Avoiding pain means avoiding experience
Did you ever keep quiet out of fear rather than standing up for yourself? Do you avoid trying something new in front of others out of fear to look foolish? Do you even avoid expressing love to your family because you fear emotional “weakness”?
Avoiding potential emotional pain can make people shallow in the sense of avoiding experience, especially if new or somewhat risky. Every time we avoid new experience, we miss the possibility of learning and acquiring wisdom, as well as a sense of fulfillment in life.
If we are not willing to deal with pain, we’ll seek instant solutions for our problems, whether emotional or problems in relationships. We can trust manipulative promises which offer results without effort, and so spend a lot of money in vain. We may refuse to learn, face challenges and grow step by step.
Such magical “solutions” are not like taking aspirin to control short term headache. They are much more like taking pain killers to avoid toothache; the more we postpone the pain, the worse the problem becomes.
On a more subtle level, some people might even avoid feeling compassion for others, as compassion is sometimes painful. This can lead to hypocrisy, victim blaming and selfishness.
Unwillingness to face potential pain can lead us to try to control our lives way too much, or even to try to control other people and the world. We might be intolerant to other people’s and our own mistakes. We might try to manipulate others so that we don’t have to express ourselves clearly. Trying to avoid pain can, ironically, cause much more pain for both ourselves and others (for example when people abandon or hurt others out of fear of being hurt or abandoned themselves.

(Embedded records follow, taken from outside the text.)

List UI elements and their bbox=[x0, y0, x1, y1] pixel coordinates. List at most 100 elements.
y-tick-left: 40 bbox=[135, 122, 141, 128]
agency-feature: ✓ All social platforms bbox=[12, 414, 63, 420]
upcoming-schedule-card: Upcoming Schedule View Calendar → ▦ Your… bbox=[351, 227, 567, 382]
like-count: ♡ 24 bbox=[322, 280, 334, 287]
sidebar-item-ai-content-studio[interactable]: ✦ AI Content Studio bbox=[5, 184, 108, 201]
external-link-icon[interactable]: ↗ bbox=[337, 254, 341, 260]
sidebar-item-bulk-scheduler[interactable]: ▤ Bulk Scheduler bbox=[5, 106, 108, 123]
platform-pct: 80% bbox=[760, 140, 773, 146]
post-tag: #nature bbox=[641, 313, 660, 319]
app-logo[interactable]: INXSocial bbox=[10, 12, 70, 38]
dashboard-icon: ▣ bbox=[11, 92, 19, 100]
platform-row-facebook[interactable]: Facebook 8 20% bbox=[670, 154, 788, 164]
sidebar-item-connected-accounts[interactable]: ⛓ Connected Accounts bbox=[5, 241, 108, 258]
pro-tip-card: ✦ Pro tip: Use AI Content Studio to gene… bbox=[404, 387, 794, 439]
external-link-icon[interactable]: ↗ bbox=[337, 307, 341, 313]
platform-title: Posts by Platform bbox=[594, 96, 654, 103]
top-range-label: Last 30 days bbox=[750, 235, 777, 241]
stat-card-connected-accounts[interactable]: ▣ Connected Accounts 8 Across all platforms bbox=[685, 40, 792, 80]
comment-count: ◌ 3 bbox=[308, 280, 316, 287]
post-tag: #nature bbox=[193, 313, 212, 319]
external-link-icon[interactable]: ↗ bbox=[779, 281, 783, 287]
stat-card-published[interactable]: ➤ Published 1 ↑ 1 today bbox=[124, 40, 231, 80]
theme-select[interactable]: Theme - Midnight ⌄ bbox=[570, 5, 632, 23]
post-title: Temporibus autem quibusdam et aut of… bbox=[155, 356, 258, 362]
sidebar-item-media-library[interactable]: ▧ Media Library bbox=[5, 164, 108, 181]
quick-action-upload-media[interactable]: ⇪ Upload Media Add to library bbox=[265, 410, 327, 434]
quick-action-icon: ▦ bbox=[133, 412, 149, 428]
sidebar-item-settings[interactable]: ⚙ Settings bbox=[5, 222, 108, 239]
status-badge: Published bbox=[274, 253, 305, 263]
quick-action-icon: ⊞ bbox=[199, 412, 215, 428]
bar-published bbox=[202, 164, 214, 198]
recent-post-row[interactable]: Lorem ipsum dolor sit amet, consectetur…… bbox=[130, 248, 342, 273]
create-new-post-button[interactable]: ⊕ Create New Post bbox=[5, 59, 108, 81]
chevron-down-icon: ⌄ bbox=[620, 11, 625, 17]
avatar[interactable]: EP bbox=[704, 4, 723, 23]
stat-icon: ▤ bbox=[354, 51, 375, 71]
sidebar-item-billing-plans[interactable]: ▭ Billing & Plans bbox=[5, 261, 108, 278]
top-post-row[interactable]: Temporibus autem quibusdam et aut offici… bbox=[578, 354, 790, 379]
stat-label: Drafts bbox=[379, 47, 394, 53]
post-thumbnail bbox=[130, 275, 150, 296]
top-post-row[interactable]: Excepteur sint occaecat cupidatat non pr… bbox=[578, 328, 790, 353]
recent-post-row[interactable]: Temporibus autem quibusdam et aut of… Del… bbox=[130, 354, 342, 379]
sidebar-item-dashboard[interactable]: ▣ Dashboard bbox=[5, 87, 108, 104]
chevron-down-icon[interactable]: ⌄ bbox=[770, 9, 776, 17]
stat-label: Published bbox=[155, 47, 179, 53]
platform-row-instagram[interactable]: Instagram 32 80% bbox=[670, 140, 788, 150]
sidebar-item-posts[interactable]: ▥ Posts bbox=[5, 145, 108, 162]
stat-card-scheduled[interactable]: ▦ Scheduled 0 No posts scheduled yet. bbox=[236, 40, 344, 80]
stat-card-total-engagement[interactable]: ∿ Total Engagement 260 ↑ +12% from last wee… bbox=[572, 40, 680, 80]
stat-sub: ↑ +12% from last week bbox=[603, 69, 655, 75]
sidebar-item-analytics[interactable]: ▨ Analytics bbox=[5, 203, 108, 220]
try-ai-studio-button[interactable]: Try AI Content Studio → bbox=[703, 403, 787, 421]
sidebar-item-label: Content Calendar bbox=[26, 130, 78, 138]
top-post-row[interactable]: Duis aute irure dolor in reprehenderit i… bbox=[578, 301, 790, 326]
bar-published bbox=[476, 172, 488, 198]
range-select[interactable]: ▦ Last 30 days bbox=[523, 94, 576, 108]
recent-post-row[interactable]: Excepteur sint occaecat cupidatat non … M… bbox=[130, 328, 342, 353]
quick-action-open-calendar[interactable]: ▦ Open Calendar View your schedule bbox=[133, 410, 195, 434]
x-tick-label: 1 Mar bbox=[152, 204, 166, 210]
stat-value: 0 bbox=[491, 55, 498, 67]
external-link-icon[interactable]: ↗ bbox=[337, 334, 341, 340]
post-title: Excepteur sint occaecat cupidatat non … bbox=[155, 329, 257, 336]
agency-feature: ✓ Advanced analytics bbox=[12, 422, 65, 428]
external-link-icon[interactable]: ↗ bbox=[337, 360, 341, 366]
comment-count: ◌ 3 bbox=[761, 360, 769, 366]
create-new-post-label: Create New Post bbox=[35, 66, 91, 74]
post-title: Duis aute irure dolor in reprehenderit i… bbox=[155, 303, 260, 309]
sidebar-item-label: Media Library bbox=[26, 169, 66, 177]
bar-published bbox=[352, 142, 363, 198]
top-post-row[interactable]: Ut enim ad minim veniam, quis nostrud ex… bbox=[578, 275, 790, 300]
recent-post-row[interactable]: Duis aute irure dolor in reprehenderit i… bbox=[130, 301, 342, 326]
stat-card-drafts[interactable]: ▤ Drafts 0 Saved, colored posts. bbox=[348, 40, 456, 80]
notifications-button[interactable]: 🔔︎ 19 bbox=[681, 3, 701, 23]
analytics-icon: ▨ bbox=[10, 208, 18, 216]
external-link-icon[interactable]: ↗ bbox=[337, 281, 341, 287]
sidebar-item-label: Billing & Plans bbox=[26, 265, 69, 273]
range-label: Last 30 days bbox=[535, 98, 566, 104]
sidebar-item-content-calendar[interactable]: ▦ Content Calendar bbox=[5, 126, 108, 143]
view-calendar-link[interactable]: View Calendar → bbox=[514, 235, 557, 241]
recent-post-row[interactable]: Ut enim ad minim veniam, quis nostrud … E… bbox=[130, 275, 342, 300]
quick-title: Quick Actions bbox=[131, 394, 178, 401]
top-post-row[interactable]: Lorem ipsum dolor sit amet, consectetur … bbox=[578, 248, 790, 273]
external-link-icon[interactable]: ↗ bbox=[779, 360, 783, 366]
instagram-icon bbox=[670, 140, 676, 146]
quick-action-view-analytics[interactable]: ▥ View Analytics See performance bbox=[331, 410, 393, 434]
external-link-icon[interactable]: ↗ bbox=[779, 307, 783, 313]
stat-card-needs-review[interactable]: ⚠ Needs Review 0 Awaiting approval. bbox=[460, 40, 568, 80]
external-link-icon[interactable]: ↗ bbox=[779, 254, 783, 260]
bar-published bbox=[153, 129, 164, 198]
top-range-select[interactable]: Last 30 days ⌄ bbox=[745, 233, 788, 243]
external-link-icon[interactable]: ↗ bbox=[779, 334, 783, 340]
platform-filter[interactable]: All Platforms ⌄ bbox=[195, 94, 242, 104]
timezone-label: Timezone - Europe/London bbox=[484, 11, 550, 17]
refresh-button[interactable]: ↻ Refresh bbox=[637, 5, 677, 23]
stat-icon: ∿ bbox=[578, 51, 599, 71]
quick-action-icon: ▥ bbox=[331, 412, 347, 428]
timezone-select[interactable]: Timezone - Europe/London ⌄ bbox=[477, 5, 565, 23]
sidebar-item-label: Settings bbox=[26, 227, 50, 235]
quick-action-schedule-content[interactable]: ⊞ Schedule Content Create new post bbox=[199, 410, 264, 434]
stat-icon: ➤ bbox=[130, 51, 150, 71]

The causes of the need to avoid pain
Avoidance of pain has no single cause. Perhaps as a child you experienced so much emotional pain you couldn’t deal with, that you learned to block and suppress your emotions. Some parts of you might not be aware that you are not a child anymore, and such emotions cannot overwhelm you not nearly so easily as they could when you were small.
Perhaps your family taught you by example to try to avoid pain, either through pretending that everything was OK when it wasn’t, or through overprotectiveness and preventing you from facing challenges. If children feel that their parents are afraid of facing emotional pain, such pain gains much more power in their minds than it has in reality.
In patriarchal countries, families and characters, emotions are often considered a weakness, especially painful emotions. Perhaps in your family out of unpleasant emotions only anger was allowed, while anything else might have caused others to humiliate you – even some pleasant emotions. It’s ironic that what is essentially fearful behavior is presumed to be strength.
Fear of making mistakes
Perhaps you are afraid of making mistakes and of punishment you expect would follow. An imaginary punishment might seem worse than the pain you are familiar with. Some people avoid even a change to the better, even if the price of staying the same is high (such as unhealthy relationships, arguments, anger…). Subconsciously, such a person might associate change with making mistakes – and might perceive mistakes as unforgivable and irreparable. The deep belief is: “I am a bad person if I make mistakes!”
Such beliefs are learned in childhood and carried in a deep subconscious level of our brains. They can be obviously unrealistic; they can cause obvious suffering to us and people around us. Yet if we were strongly conditioned to avoid mistakes, it can feel like a posthypnotic suggestion; we don’t really know why, but we can feel powerless to change our behavior. In some way, this is a posthypnotic suggestion; childhood is a stage of receptiveness and emotional openness, without rational filters which would prevent such ideas to sink into one’s subconscious.
Motivation and courage
Sometimes, pain can be more motivating than anything else in life. It can help us understand other people much better. It can help us recognize what is truly important in life. Sadness can motivate us to seek what is missing in our lives. Even shame and guilt, unpleasant as they are, mean that we have learned something and can do better next time. Growth is almost impossible without some pain. Once you allow yourself to feel that pain, you’ll probably discover it’s much more tolerable than you thought it was.
If you can be supportive of yourself while facing pain, you will build a relationship with yourself which can carry you through all kinds of challenges and should give you courage to face (reasonable) risks. If you are willing to deal with emotionally risky situations, you can open yourself up to experiences that make life worth living. You can end up feeling “on the top of the world” rather than hiding in a cave.